University professors should be engaged, encouraging, knowledgeable, accessible, current in their fields, and willing and able to impart knowledge and skills to those willing to work and learn. They should not be required to be cheerleaders and motivators, not in college. Classroom motivation is a large and necessary part of elementary school, but along the way, students need to learn self-motivation, and how to work and succeed on their own by the time they leave high school.

The Rise of Snowflakes and Teacups

Over the past several months, I took an informal survey of professors at roughly a dozen colleges and universities across the United States, asking about students who entered their respective schools in the last year or so… and what might be their most outstanding characteristic.

So far, the overwhelming majority reported that the incoming class had the highest percentage of what I term “snowflakes” and “teacups” that they’d ever encountered before in their teaching careers. “Snowflakes” are students who melt into a puddle under the heat of academic pressure, while “teacups” are those who shatter under the slightest pressure. They also reported that they’d never heard so many students say, “I’m so stressed out.”
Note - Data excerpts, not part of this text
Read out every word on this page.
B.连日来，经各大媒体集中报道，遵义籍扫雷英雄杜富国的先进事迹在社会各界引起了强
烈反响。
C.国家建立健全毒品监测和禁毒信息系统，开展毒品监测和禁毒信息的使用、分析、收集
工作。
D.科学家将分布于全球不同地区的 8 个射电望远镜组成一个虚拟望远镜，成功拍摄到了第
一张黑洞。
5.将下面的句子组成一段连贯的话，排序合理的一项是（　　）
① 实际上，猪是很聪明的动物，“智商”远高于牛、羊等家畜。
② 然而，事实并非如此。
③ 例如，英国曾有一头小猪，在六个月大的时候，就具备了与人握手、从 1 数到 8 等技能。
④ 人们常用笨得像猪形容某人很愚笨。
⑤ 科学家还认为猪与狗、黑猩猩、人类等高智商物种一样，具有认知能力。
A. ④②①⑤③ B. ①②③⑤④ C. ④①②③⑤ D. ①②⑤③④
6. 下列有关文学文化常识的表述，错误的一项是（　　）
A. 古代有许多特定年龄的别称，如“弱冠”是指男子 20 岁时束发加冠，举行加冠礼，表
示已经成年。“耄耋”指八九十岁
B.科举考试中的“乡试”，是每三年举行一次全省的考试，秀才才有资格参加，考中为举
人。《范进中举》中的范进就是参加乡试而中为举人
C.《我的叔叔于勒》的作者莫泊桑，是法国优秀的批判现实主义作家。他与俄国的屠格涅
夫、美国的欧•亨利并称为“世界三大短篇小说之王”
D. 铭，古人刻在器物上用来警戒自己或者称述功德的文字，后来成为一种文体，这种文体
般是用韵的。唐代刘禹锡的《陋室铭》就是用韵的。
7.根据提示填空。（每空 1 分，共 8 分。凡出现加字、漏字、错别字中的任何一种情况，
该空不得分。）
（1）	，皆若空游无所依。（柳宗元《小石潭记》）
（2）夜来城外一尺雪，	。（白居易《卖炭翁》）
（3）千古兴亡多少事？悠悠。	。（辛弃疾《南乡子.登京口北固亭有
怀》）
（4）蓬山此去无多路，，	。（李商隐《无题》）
Yet in terms of academic rigor and pressure, today’s colleges don’t come close to requiring what was required academically of students a generation ago, and definitely not close to what was required fifty years ago. In addition, the classwork, homework, and grading are easier at state institutions, and even at prestigious and supposedly more rigorous elite institutions grading has been documented as far easier than in the past.

So why are so many students so “stressed” and so fragile? Fifty years ago, stress made more sense. A student who flunked out might find himself drafted and on his way to fight in Southeast Asia. Not so today. Uncertainty about life? Well… it seems to me that students in the WWII era, the Korean War era, the Cold War era, and the Vietnam era faced far more uncertainty than students today.

The one area that I can see that could be more stressful is that of financial pressure. Higher education costs more, both absolutely and relatively, than it ever has. But that can’t explain it, not by itself, not when many of these “stressed-out” students are on full-tuition scholarships.

Part of the problem, from what I’ve seen, is that an enormous percentage of these students, well over half, cannot write a series of coherent paragraphs, cannot synthesize and summarize information, and cannot draw a conclusion from a body of information. Critical thinking used to be one of the requirements for students in higher education, and all too many of this generation’s students have multiple-choice and Google-it-up mindsets and have never learned true critical thinking or analytical presentation of information.

No wonder so many are stressed out. They’ve never been truly prepared for higher education.

They’ve also been encouraged to think of themselves as “wonderful.” For most, life has come easily, especially compared to past generations, and those others, for which life has not come easily, are often angry and believe that life should come easily… and that they deserve an easier path.

I’m not saying that all students are like this, because there some that are not, but those who are not, who can think, who can and do work hard, and who don’t expect anything to be given to them – they’re becoming rarer and rarer, while the snowflakes and teacups proliferate. And that doesn’t bode well for the United States.